Before 2000, Chris worked at AT&T Bell Labs, which he joined in 1986 as a systems engineer, gradually morphing back into a researcher. There, he worked on the systems engineering of large communications networks for error robustness and network routing (AT&T still uses his algorithms to route several key networks); on neural networks for handwriting and machine print recognition (he worked on a system now used to read millions of checks daily, and in fact his long descent into machine learning was triggered by a particularly cool demo of a neural net recognizing handwritten digits given by John Denker and Larry Jackel in the early 90’s); on a popular class of machine learning algorithms called Support Vector Machines (he was fortunate enough to work with one of SVM’s inventors in the early days, and he authored a widely read tutorial); and on speaker verification.

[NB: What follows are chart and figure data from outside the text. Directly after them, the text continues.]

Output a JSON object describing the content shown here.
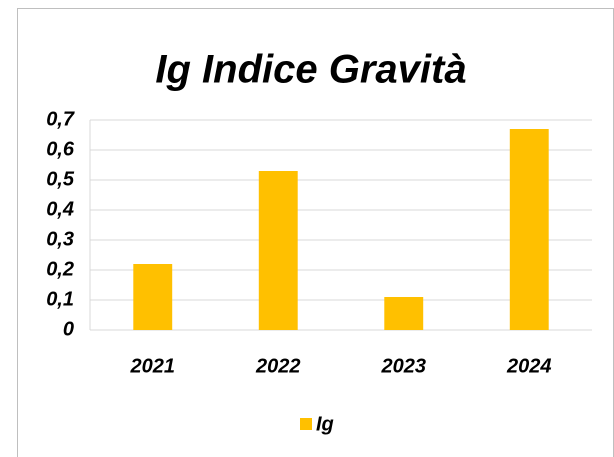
{
  "chart_data": {
    "type": "bar",
    "title": "Ig Indice Gravità",
    "categories": [
      "2021",
      "2022",
      "2023",
      "2024"
    ],
    "series": [
      {
        "name": "Ig",
        "color": "#FFC000",
        "values": [
          0.22,
          0.53,
          0.11,
          0.67
        ]
      }
    ],
    "ylim": [
      0,
      0.7
    ],
    "yticks": [
      0,
      {
        "value": 0.1,
        "label": "0,1"
      },
      {
        "value": 0.2,
        "label": "0,2"
      },
      {
        "value": 0.3,
        "label": "0,3"
      },
      {
        "value": 0.4,
        "label": "0,4"
      },
      {
        "value": 0.5,
        "label": "0,5"
      },
      {
        "value": 0.6,
        "label": "0,6"
      },
      {
        "value": 0.7,
        "label": "0,7"
      }
    ],
    "grid": true,
    "legend": "bottom"
  }
}
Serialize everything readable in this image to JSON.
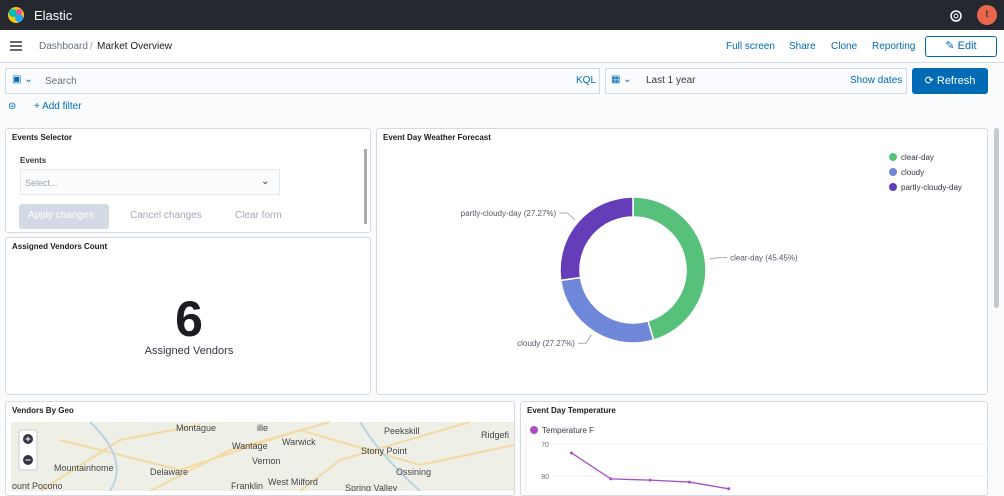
{
  "header": {
    "brand": "Elastic",
    "avatar": "t"
  },
  "nav": {
    "breadcrumbs": [
      "Dashboard",
      "Market Overview"
    ],
    "links": [
      "Full screen",
      "Share",
      "Clone",
      "Reporting"
    ],
    "edit": "Edit"
  },
  "query": {
    "placeholder": "Search",
    "language": "KQL",
    "date": "Last 1 year",
    "show_dates": "Show dates",
    "refresh": "Refresh",
    "add_filter": "+ Add filter"
  },
  "panels": {
    "events_selector": {
      "title": "Events Selector",
      "label": "Events",
      "placeholder": "Select...",
      "buttons": [
        "Apply changes",
        "Cancel changes",
        "Clear form"
      ]
    },
    "vendors_count": {
      "title": "Assigned Vendors Count",
      "value": 6,
      "label": "Assigned Vendors"
    },
    "weather": {
      "type": "pie",
      "title": "Event Day Weather Forecast",
      "categories": [
        "clear-day",
        "cloudy",
        "partly-cloudy-day"
      ],
      "values": [
        45.45,
        27.27,
        27.27
      ],
      "value_labels": [
        "clear-day (45.45%)",
        "cloudy (27.27%)",
        "partly-cloudy-day (27.27%)"
      ],
      "colors": [
        "#57c17b",
        "#6f87d8",
        "#663db8"
      ],
      "donut": true,
      "legend": "top-right"
    },
    "geo": {
      "title": "Vendors By Geo",
      "places": [
        "Montague",
        "ille",
        "Peekskill",
        "Ridgefi",
        "Wantage",
        "Warwick",
        "Stony Point",
        "Vernon",
        "Mountainhome",
        "Delaware",
        "Ossining",
        "Franklin",
        "West Milford",
        "Spring Valley",
        "ount Pocono"
      ]
    },
    "temperature": {
      "type": "line",
      "title": "Event Day Temperature",
      "categories": [
        null,
        null,
        null,
        null,
        null
      ],
      "series": [
        {
          "name": "Temperature F",
          "color": "#a94fc2",
          "values": [
            72.8,
            80.9,
            81.3,
            81.9,
            84
          ]
        }
      ],
      "ylim": [
        70,
        84
      ],
      "yticks": [
        70,
        80
      ],
      "y_inverted": true,
      "legend": "top-left"
    }
  }
}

Prior to Bell Labs, Chris was a postdoctoral fellow at the Theoretical Physics Department at MIT, where he worked on Supersymmetry in Anti-deSitter space, the gravitational Bohm-Aharanov effect, and on the pretty much completely unrelated problem of thermal fluid modeling using cellular automata. Chris got his PhD in particle physics from Brandeis, where he also worked on cosmological models, and before that, he graduated with a Double First in Physics from Oxford University.
Chris was Program Co-chair of the flagship machine learning conference, Neural Information Processing Systems, in 2012, and was General Co-chair of NIPS (now NeurIPS) 2013.